COOPER: Nic, you were on the outskirts of Zawiyah yesterday. I want to play some of that video, because the government by then, the Libyan regime, the Gadhafi regime was claiming they were already in control of the city. They didn't let you go into the center of the city. But from what you saw on the outskirts, clearly, there was still firing and fighting going on. I just want to play that video for our viewers.


NIC ROBERTSON, CNN SENIOR INTERNATIONAL CORRESPONDENT: That's the sound of heavy machine gunfire. It sounds -- heavy machine gunfire cracks, the shots -- just ducking for cover. We're OK behind this wall.

So that's what we can hear going on, on the outskirts of Zawiyah.

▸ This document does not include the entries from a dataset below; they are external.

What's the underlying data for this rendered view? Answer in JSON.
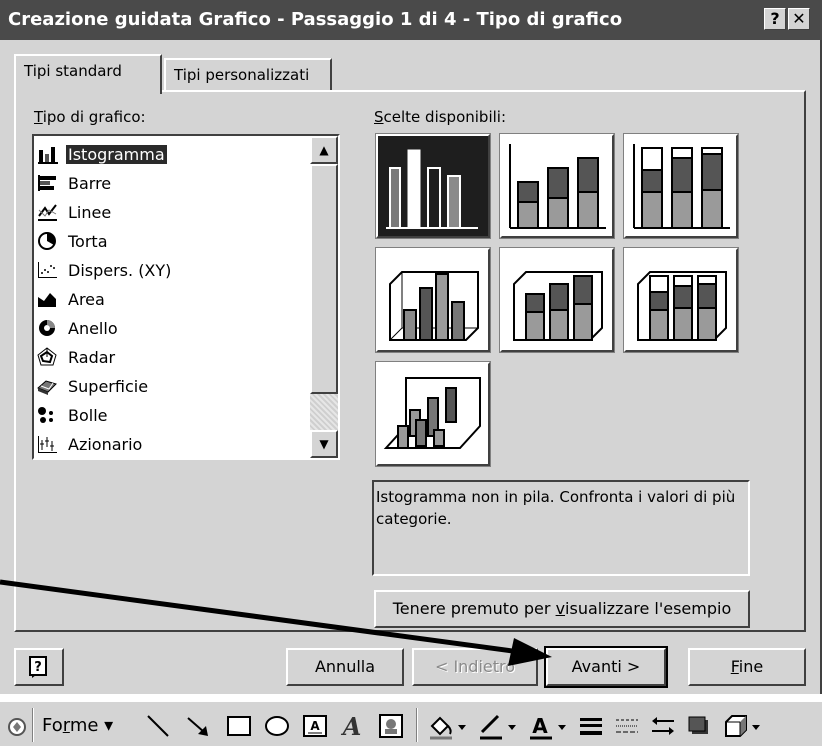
{
  "window": {
    "title": "Creazione guidata Grafico - Passaggio 1 di 4 - Tipo di grafico",
    "help_glyph": "?",
    "close_glyph": "✕"
  },
  "tabs": [
    {
      "label": "Tipi standard",
      "active": true
    },
    {
      "label": "Tipi personalizzati",
      "active": false
    }
  ],
  "chart_type_list": {
    "label_mnemonic": "T",
    "label_rest": "ipo di grafico:",
    "items": [
      {
        "label": "Istogramma",
        "icon": "column-chart-icon",
        "selected": true
      },
      {
        "label": "Barre",
        "icon": "bar-chart-icon"
      },
      {
        "label": "Linee",
        "icon": "line-chart-icon"
      },
      {
        "label": "Torta",
        "icon": "pie-chart-icon"
      },
      {
        "label": "Dispers. (XY)",
        "icon": "scatter-chart-icon"
      },
      {
        "label": "Area",
        "icon": "area-chart-icon"
      },
      {
        "label": "Anello",
        "icon": "doughnut-chart-icon"
      },
      {
        "label": "Radar",
        "icon": "radar-chart-icon"
      },
      {
        "label": "Superficie",
        "icon": "surface-chart-icon"
      },
      {
        "label": "Bolle",
        "icon": "bubble-chart-icon"
      },
      {
        "label": "Azionario",
        "icon": "stock-chart-icon"
      }
    ]
  },
  "subtypes": {
    "label_mnemonic": "S",
    "label_rest": "celte disponibili:",
    "selected_index": 0,
    "description": "Istogramma non in pila. Confronta i valori di più categorie."
  },
  "preview_button": {
    "pre": "Tenere premuto per ",
    "mnemonic": "v",
    "post": "isualizzare l'esempio"
  },
  "footer": {
    "help_icon": "help-icon",
    "cancel_label": "Annulla",
    "back_label": "< Indietro",
    "next_label": "Avanti >",
    "finish_mnemonic": "F",
    "finish_rest": "ine"
  },
  "drawing_toolbar": {
    "forms_pre": "Fo",
    "forms_mnemonic": "r",
    "forms_post": "me ▾"
  }
}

COOPER: So, Nic, from what we're hearing there from Zawiyah from a doctor who escaped said that they -- that the government has actually shut down the two hospitals that were treating opposition wounded.

If that's in fact the case, that's an extraordinarily alarming development, the idea that there's no place for the wounded to get treated.

ROBERTSON: And that any wounded that the government forces are coming across, according to this doctor, that they are being shot. It is alarming and it certainly begins to paint a picture that the rebels (AUDIO GAP) rushed into Zawiyah as well are slowly sort of succumbing to that weight of force.

The doctor also talked about tanks being involved in that fight, quite heavy use of tanks. I followed up this with the deputy foreign minister here this evening, and he reiterated again no use of heavy firepower against civilians, no civilian casualties.

And that is at the same time as these pictures from Sky News are already out on the Internet. So it just diminishes faith, if whatever faith there was, in what government officials say. Or simply are they being duped by Gadhafi? Are they not looking at the Internet, like other people in the country are? It just -- it defies logic really when you hear these things -- Anderson.

COOPER: David, I mean, I don't know how to phrase this exactly, but does the Gadhafi regime have any credibility in their public statements whatsoever?

KIRKPATRICK: Well, we're in an atmosphere here where facts are increasingly rare.

And I think that's one of the reasons why we're seeing so many rumors flourish. The Gadhafi statements on state television have seemed far, far, far off base. It's also true that not everything the rebels say is ironclad either.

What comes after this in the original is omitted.